The initial product design was for med-surg units, in which a patient is present for the entire shift, care is spread out over that period, and many of the tasks (e.g. setting up meals) are regular, predictable, and similar for all patients. That model has been generalized to support other types of units.
In the E.D., it's very different. One goal is to treat patients right away (it is the emergency room); another is to get them back out the door ASAP. So tasks typically come as a set of three dense protocols: patient arrival, care plan (treatment for the specific thing they have, of which there are roughly a dozen into which almost all patients fall), and discharge.

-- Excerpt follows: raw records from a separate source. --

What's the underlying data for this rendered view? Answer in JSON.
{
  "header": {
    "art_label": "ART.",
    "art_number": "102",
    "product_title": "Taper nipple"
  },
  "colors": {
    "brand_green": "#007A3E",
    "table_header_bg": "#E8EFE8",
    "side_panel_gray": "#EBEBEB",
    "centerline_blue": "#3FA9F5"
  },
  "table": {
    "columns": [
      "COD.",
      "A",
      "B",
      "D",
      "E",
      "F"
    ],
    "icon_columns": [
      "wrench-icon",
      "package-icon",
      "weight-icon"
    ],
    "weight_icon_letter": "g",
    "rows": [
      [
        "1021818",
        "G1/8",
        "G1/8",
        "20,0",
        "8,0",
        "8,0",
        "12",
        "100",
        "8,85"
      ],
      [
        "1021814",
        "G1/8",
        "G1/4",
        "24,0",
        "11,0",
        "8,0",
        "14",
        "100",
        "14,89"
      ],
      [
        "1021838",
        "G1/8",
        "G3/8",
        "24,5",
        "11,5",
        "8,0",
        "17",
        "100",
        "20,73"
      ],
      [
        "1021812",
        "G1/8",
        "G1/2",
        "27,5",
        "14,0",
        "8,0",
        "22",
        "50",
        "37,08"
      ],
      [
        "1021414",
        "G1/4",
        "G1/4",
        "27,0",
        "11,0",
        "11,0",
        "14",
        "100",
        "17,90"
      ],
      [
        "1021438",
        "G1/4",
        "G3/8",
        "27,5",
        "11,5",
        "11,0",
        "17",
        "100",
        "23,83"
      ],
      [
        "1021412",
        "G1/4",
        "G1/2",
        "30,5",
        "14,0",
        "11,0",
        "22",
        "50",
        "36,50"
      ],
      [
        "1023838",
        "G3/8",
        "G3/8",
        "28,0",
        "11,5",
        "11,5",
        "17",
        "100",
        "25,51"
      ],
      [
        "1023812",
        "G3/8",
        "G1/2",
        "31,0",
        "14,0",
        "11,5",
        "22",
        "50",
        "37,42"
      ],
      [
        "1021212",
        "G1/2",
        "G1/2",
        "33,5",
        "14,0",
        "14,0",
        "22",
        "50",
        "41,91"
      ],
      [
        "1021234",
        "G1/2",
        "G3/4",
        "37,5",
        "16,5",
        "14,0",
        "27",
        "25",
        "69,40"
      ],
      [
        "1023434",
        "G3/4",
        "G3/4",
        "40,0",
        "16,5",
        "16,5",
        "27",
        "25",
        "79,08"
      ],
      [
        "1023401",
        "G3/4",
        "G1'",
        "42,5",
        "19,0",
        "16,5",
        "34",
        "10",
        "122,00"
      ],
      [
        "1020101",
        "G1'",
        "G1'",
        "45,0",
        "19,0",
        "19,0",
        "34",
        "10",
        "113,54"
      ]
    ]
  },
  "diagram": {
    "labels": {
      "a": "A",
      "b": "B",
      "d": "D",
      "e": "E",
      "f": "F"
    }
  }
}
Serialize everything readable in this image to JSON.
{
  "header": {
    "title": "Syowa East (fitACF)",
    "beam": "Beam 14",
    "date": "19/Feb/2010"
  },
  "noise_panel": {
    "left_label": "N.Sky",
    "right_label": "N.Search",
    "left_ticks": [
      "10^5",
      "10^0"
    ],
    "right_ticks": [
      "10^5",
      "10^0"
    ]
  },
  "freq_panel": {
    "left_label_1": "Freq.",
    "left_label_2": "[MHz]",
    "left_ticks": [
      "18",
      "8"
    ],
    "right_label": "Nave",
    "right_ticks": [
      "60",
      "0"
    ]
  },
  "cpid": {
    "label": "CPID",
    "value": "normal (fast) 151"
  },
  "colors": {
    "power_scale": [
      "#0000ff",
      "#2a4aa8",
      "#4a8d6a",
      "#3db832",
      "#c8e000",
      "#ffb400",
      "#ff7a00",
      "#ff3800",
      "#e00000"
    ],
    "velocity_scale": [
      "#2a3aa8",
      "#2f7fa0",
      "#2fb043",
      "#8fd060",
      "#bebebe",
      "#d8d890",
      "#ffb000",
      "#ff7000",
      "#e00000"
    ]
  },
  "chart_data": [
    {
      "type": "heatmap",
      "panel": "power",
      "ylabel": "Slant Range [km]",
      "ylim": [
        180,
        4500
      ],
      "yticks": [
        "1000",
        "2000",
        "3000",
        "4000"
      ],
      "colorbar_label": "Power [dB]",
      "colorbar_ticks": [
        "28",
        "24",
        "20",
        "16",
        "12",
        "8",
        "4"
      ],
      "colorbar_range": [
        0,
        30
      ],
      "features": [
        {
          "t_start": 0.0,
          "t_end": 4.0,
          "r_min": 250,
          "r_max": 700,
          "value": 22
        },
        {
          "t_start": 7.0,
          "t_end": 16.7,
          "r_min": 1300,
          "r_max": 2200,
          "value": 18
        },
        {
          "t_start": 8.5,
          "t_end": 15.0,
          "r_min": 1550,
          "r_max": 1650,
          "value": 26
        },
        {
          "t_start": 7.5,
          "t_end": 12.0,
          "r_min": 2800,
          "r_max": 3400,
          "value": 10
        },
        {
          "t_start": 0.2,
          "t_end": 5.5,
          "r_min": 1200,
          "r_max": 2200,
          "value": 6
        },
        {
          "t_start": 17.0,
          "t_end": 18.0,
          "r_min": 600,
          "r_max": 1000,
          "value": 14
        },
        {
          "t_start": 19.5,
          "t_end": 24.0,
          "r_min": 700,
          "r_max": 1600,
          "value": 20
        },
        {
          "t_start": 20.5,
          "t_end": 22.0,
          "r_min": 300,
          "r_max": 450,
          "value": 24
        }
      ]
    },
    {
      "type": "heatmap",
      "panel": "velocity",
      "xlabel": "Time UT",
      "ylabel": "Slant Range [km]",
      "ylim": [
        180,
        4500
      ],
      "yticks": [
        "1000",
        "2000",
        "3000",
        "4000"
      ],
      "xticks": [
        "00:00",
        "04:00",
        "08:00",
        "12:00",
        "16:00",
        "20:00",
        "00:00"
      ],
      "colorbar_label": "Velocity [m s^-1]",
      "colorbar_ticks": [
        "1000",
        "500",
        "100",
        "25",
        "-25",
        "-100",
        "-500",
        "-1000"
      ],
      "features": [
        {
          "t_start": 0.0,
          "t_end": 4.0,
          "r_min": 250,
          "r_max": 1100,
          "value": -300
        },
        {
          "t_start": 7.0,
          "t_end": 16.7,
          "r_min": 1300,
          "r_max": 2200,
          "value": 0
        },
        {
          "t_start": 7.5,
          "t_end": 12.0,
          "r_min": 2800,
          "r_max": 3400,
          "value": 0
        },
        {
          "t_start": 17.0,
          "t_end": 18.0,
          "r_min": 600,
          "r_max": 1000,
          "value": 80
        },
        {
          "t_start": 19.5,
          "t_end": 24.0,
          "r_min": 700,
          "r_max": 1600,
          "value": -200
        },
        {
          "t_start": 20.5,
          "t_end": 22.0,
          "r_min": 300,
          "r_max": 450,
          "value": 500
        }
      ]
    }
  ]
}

OB presents a special challenge. A particular protocol will continue until some event occurs, e.g. checking vitals Q4H until water breaks. Then that protocol stops and a post-water-breaks protocol (check vitals Q2H) is started. So for OB, we added this functionality: stop a protocol (i.e. erase any remaining tasks in it). To start the new protocol, the mechanism is Remind Me.
To support peri-op, our model required the ability to support protocols where deadlines are relative to an end time, i.e. the start of surgery. That is, task deadlines must here by calculated backward from that moment, e.g. antibiotics half an hour before surgery and analgesics ten minutes before.
Another one that stretches our model is ICU which has especially complex protocols (e.g. ventilator operation) combined with the med-surg model of the patient who remains in the unit for entire shifts, days, even weeks.
Thus, NurseMind's data model captures much of the deep content of nursing work.